Why a Company Full of Yes Men Leads You Nowhere

Sep 15, 2015 | The ONE Thing | 0 comments

Questioning things is a very human characteristic that is essential for discovery. The ONE Thing is built around the idea of using the Focusing Question to find our highest and best purpose. On your path toward achievement, be weary of “yes men” who go along for the ride and can throw you completely off course because they aren’t interested in thoughtful discovery.

A look behind corporate doors

While mastermind groups can catapult your business forward, the lack of dissenting opinion within decision-making groups can hold it back. When your company is full of yes men, it’s like having a single decision maker with no real sounding board. Researchers have found time and time again that diversity is a key ingredient for business decision-making success. If that isn’t reason enough to begin weeding out yes men, the points below may change your mind.


A Company Full of Yes Men Lacks Innovation

Creative freethinking promotes innovation. Yes men are the exact opposite. They are parrots who do nothing but repeat back what they think you want to hear. It is rare that they put forth the effort to think outside of the box instead of blindly following. Informational diversity is needed to find solutions to complex problems, understand a broad market base and build a creative brand. You won’t get that with a group of yes men.

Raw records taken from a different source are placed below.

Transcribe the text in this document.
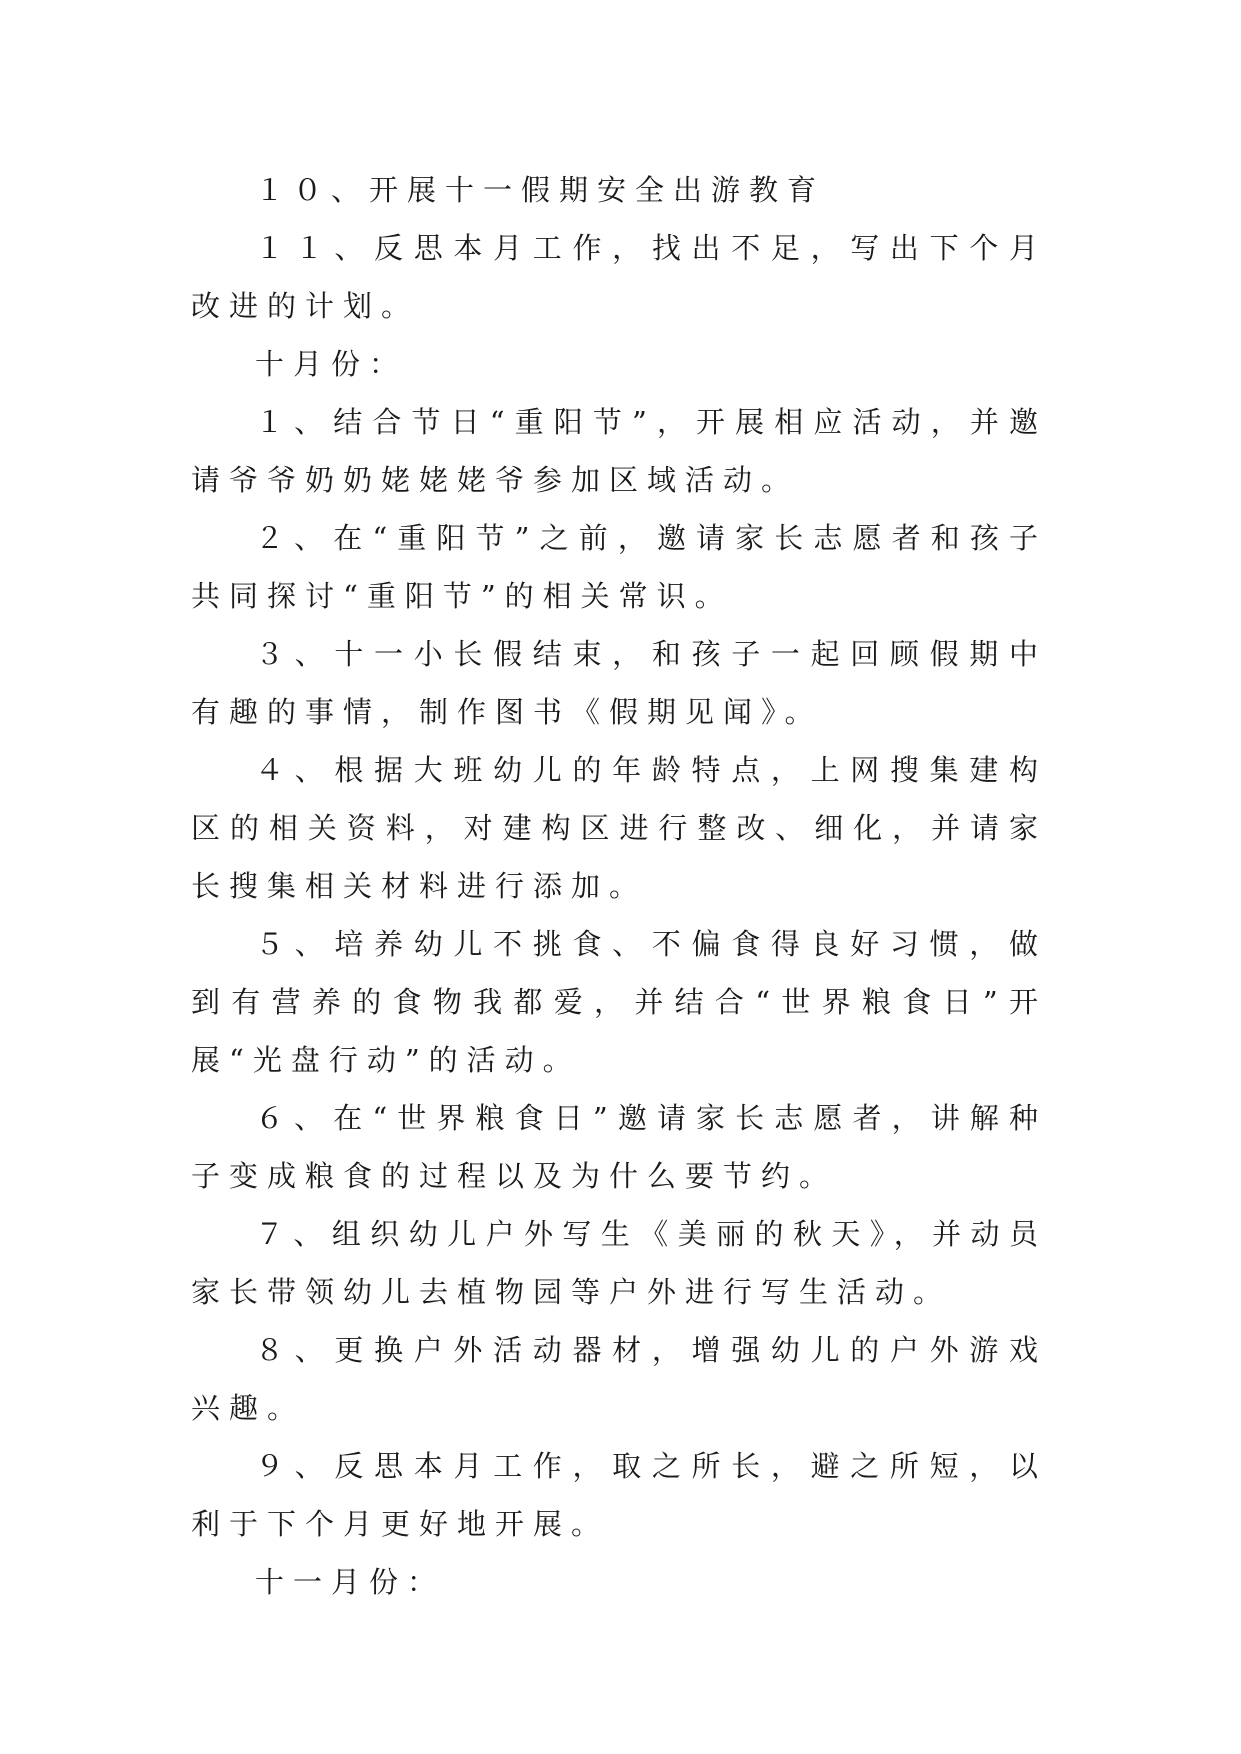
１０、开展十一假期安全出游教育

１１、反思本月工作，找出不足，写出下个月改进的计划。

十月份：

１、结合节日“重阳节”，开展相应活动，并邀请爷爷奶奶姥姥姥爷参加区域活动。

２、在“重阳节”之前，邀请家长志愿者和孩子共同探讨“重阳节”的相关常识。

３、十一小长假结束，和孩子一起回顾假期中有趣的事情，制作图书《假期见闻》。

４、根据大班幼儿的年龄特点，上网搜集建构区的相关资料，对建构区进行整改、细化，并请家长搜集相关材料进行添加。

５、培养幼儿不挑食、不偏食得良好习惯，做到有营养的食物我都爱，并结合“世界粮食日”开展“光盘行动”的活动。

６、在“世界粮食日”邀请家长志愿者，讲解种子变成粮食的过程以及为什么要节约。

７、组织幼儿户外写生《美丽的秋天》，并动员家长带领幼儿去植物园等户外进行写生活动。

８、更换户外活动器材，增强幼儿的户外游戏兴趣。

９、反思本月工作，取之所长，避之所短，以利于下个月更好地开展。

十一月份：
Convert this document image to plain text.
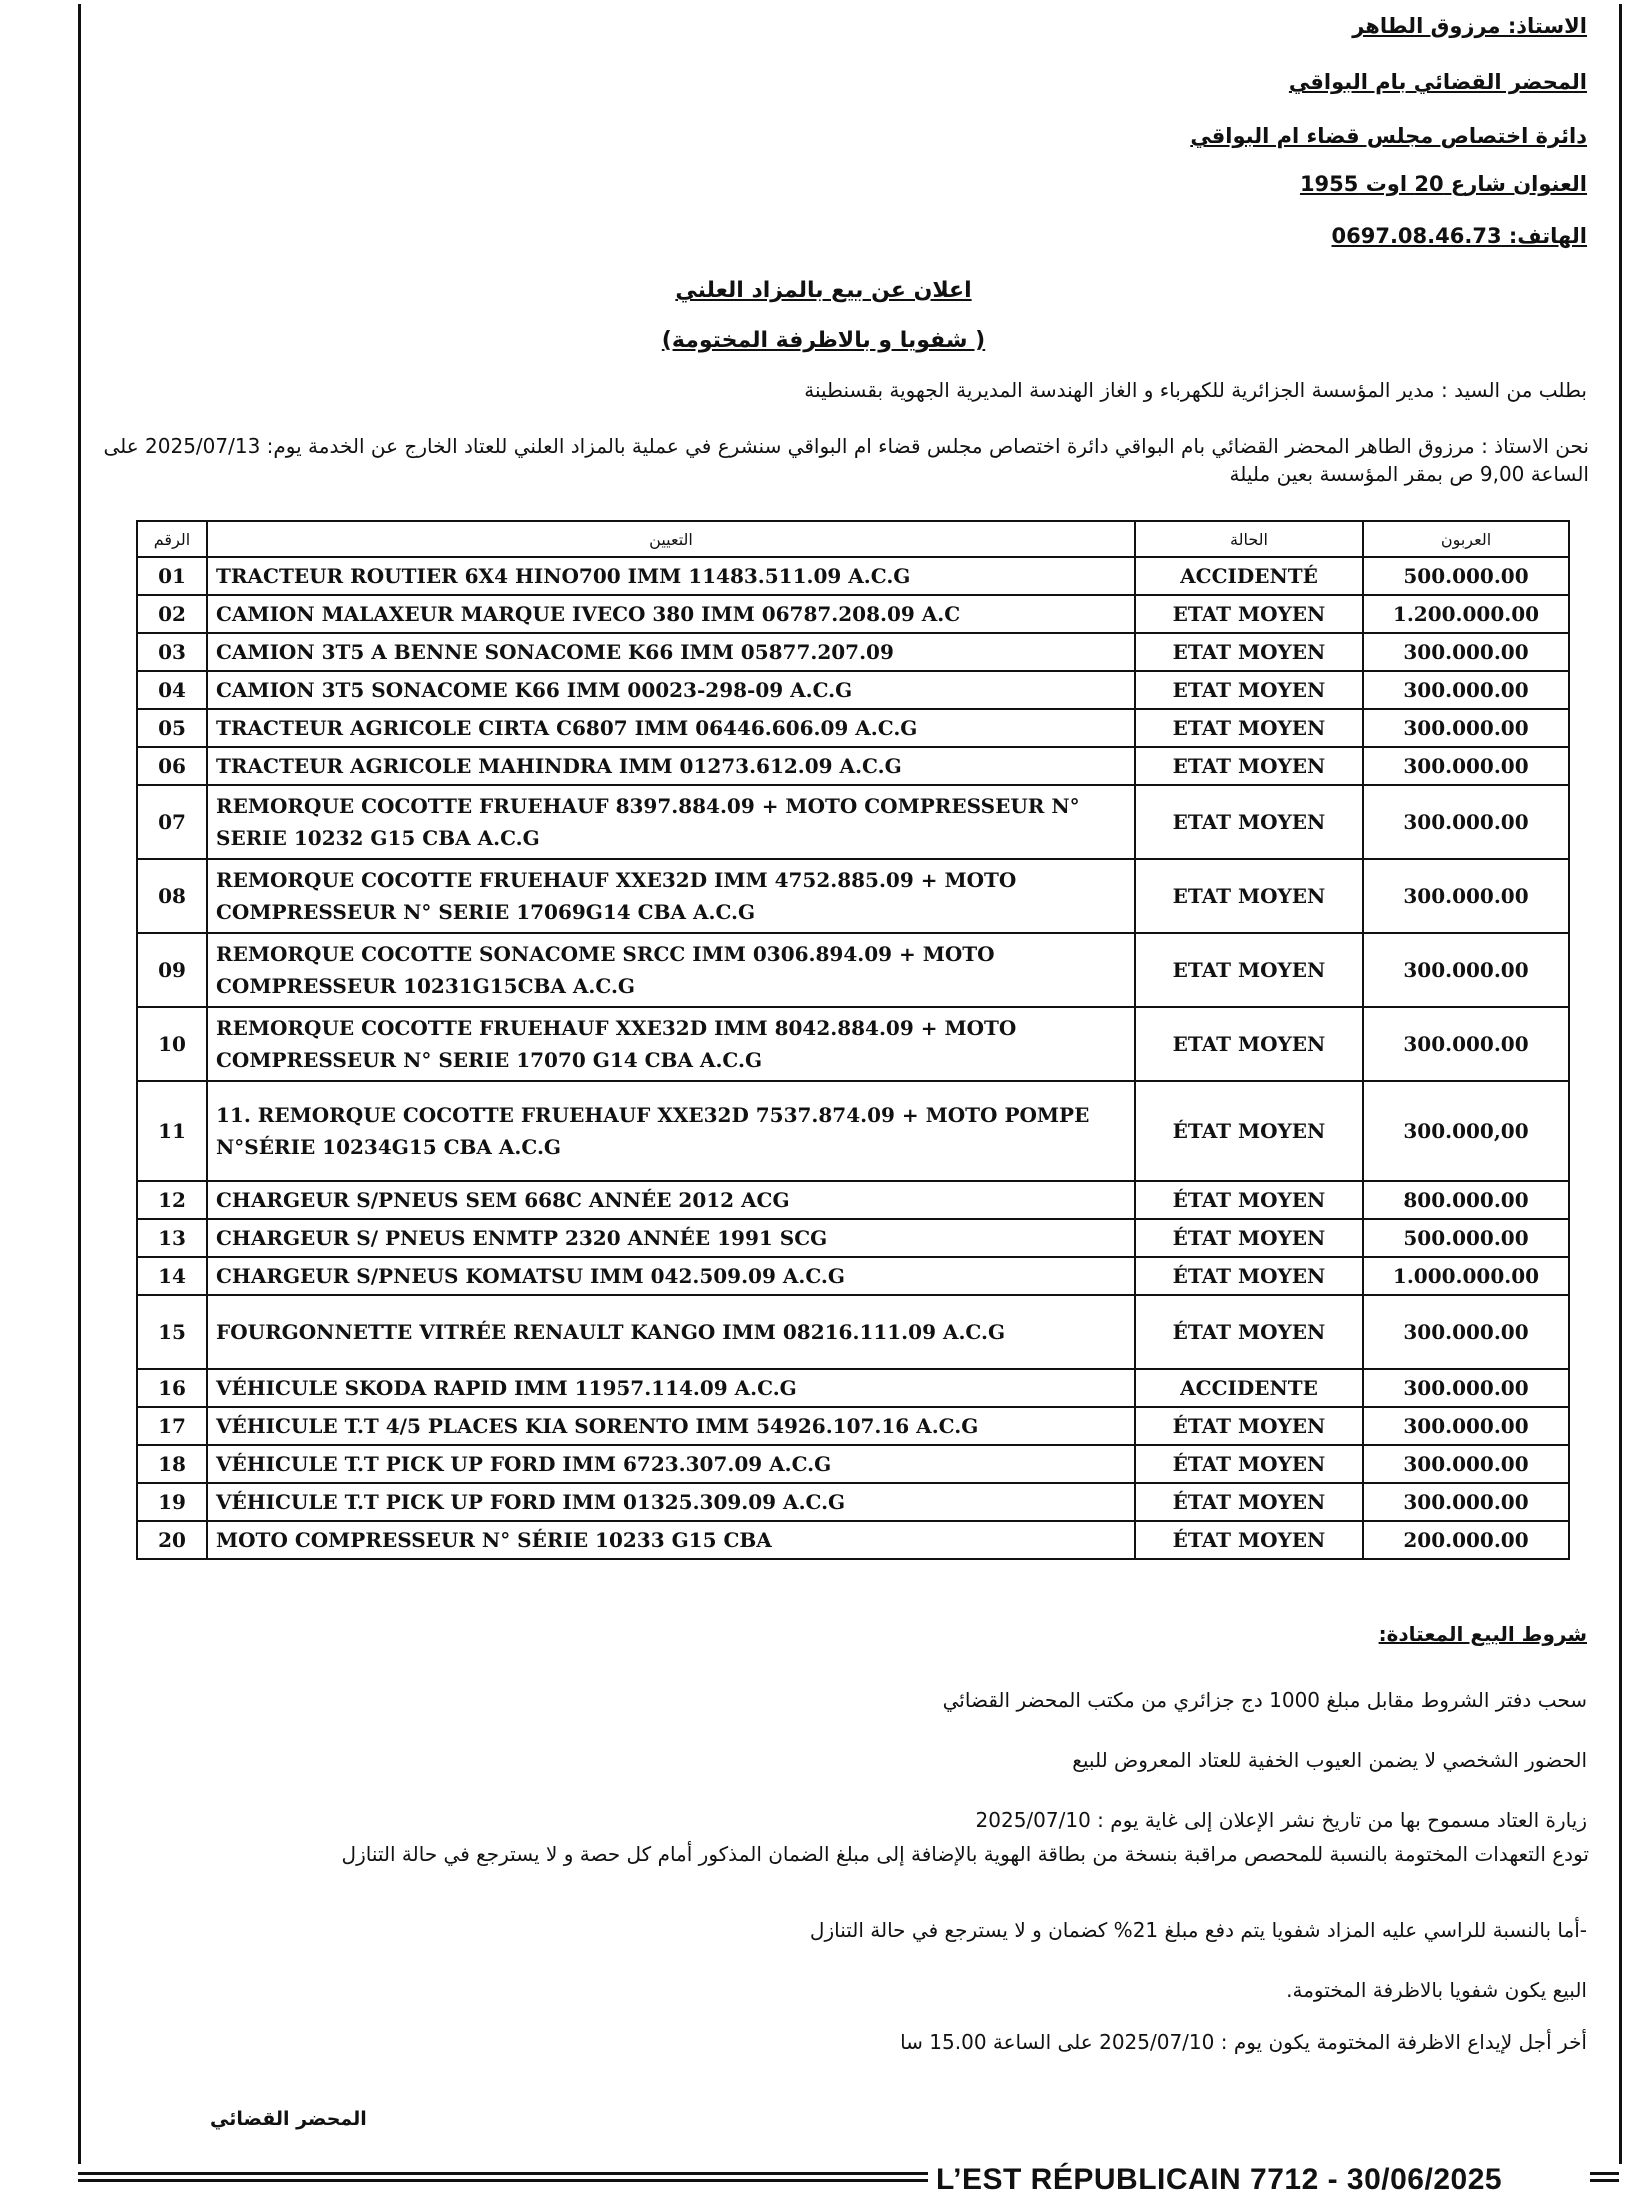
الاستاذ: مرزوق الطاهر
المحضر القضائي بام البواقي
دائرة اختصاص مجلس قضاء ام البواقي
العنوان شارع 20 اوت 1955
الهاتف: 0697.08.46.73
اعلان عن بيع بالمزاد العلني
( شفويا و بالاظرفة المختومة)
بطلب من السيد : مدير المؤسسة الجزائرية للكهرباء و الغاز الهندسة المديرية الجهوية بقسنطينة
نحن الاستاذ : مرزوق الطاهر المحضر القضائي بام البواقي دائرة اختصاص مجلس قضاء ام البواقي سنشرع في عملية بالمزاد العلني للعتاد الخارج عن الخدمة يوم: 2025/07/13 على الساعة 9,00 ص بمقر المؤسسة بعين مليلة
الرقم	التعيين	الحالة	العربون
01	TRACTEUR ROUTIER 6X4 HINO700 IMM 11483.511.09 A.C.G	ACCIDENTÉ	500.000.00
02	CAMION MALAXEUR MARQUE IVECO 380 IMM 06787.208.09 A.C	ETAT MOYEN	1.200.000.00
03	CAMION 3T5 A BENNE SONACOME K66 IMM 05877.207.09	ETAT MOYEN	300.000.00
04	CAMION 3T5 SONACOME K66 IMM 00023-298-09 A.C.G	ETAT MOYEN	300.000.00
05	TRACTEUR AGRICOLE CIRTA C6807 IMM 06446.606.09 A.C.G	ETAT MOYEN	300.000.00
06	TRACTEUR AGRICOLE MAHINDRA IMM 01273.612.09 A.C.G	ETAT MOYEN	300.000.00
07	REMORQUE COCOTTE FRUEHAUF 8397.884.09 + MOTO COMPRESSEUR N° SERIE 10232 G15 CBA A.C.G	ETAT MOYEN	300.000.00
08	REMORQUE COCOTTE FRUEHAUF XXE32D IMM 4752.885.09 + MOTO COMPRESSEUR N° SERIE 17069G14 CBA A.C.G	ETAT MOYEN	300.000.00
09	REMORQUE COCOTTE SONACOME SRCC IMM 0306.894.09 + MOTO COMPRESSEUR 10231G15CBA A.C.G	ETAT MOYEN	300.000.00
10	REMORQUE COCOTTE FRUEHAUF XXE32D IMM 8042.884.09 + MOTO COMPRESSEUR N° SERIE 17070 G14 CBA A.C.G	ETAT MOYEN	300.000.00
11	11. REMORQUE COCOTTE FRUEHAUF XXE32D 7537.874.09 + MOTO POMPE N°SÉRIE 10234G15 CBA A.C.G	ÉTAT MOYEN	300.000,00
12	CHARGEUR S/PNEUS SEM 668C ANNÉE 2012 ACG	ÉTAT MOYEN	800.000.00
13	CHARGEUR S/ PNEUS ENMTP 2320 ANNÉE 1991 SCG	ÉTAT MOYEN	500.000.00
14	CHARGEUR S/PNEUS KOMATSU IMM 042.509.09 A.C.G	ÉTAT MOYEN	1.000.000.00
15	FOURGONNETTE VITRÉE RENAULT KANGO IMM 08216.111.09 A.C.G	ÉTAT MOYEN	300.000.00
16	VÉHICULE SKODA RAPID IMM 11957.114.09 A.C.G	ACCIDENTE	300.000.00
17	VÉHICULE T.T 4/5 PLACES KIA SORENTO IMM 54926.107.16 A.C.G	ÉTAT MOYEN	300.000.00
18	VÉHICULE T.T PICK UP FORD IMM 6723.307.09 A.C.G	ÉTAT MOYEN	300.000.00
19	VÉHICULE T.T PICK UP FORD IMM 01325.309.09 A.C.G	ÉTAT MOYEN	300.000.00
20	MOTO COMPRESSEUR N° SÉRIE 10233 G15 CBA	ÉTAT MOYEN	200.000.00
شروط البيع المعتادة:
سحب دفتر الشروط مقابل مبلغ 1000 دج جزائري من مكتب المحضر القضائي
الحضور الشخصي لا يضمن العيوب الخفية للعتاد المعروض للبيع
زيارة العتاد مسموح بها من تاريخ نشر الإعلان إلى غاية يوم : 2025/07/10
تودع التعهدات المختومة بالنسبة للمحصص مراقبة بنسخة من بطاقة الهوية بالإضافة إلى مبلغ الضمان المذكور أمام كل حصة و لا يسترجع في حالة التنازل
-أما بالنسبة للراسي عليه المزاد شفويا يتم دفع مبلغ 21% كضمان و لا يسترجع في حالة التنازل
البيع يكون شفويا بالاظرفة المختومة.
أخر أجل لإيداع الاظرفة المختومة يكون يوم : 2025/07/10 على الساعة 15.00 سا
المحضر القضائي
L’EST RÉPUBLICAIN 7712 - 30/06/2025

A Company Full of Yes Men Misses Opportunities

Opportunity is all around us; you just have to look for it. When your focus is narrowed or nonexistent, you miss opportunities. Yes men are too busy focusing on following the leader to step up with their own ideas about trends the business should capitalize on, partnerships that could make the company stronger or technologies that could transform the industry.

A Company Full of Yes Men Isn’t Honest

Yes men tell you what you want to hear, not what they’re really thinking. They could honestly agree with you, but nine times out of ten, they aren’t providing full disclosure. Having people back you up is reassuring, but success is the ultimate measure of good leadership. This requires knowing your weaknesses and hiring people that make up for them rather than people who ignore them.

A Company of Yes Men Makes More Mistakes

Groupthink is so powerful it can make us miss the obvious. When a person feels like there is a group consensus, even if they don’t agree with it, they are less likely to speak up. They will overlook the issues and conform to the general perspective despite glaring problems. Intellectual, constructive debate helps to identify the weaknesses in a plan so the company can make the most informed decisions.

A Company Full of Yes Men Is Afraid of Risk

Yes men by nature choose to take the safer route even if it isn’t necessarily the best or most efficient route. They choose the known for the unknown any day of the week. Researchers at Northwestern’s Kellogg School of Management and the University of Michigan have theorized that a yes man culture leads companies to stick to the status quo, which will eventually cause them to be disrupted by others in the market.

A Company Full of Yes Men Spins Wheels

When no one is throwing out their own ideas or taking the initiative to problem solve the wheels just spin without getting you anywhere. You’ll likely keep going down the wrong path because no one is going to step up and say things just aren’t working until it gets painfully obvious.


If your ONE Thing is to improve the decision-making at your office, diversity and dissent are powerful tools that can make it happen. Quizzical minds that question things are typically valuable hires because they challenge leadership to think in new ways and contemplate different viewpoints. Creating a culture where both yes and no are welcome will usher in better judgment and better decisions. As a leader you have to fight the urge to go the easy, yes man route and embrace more challenging, and rewarding, diverse decision-making.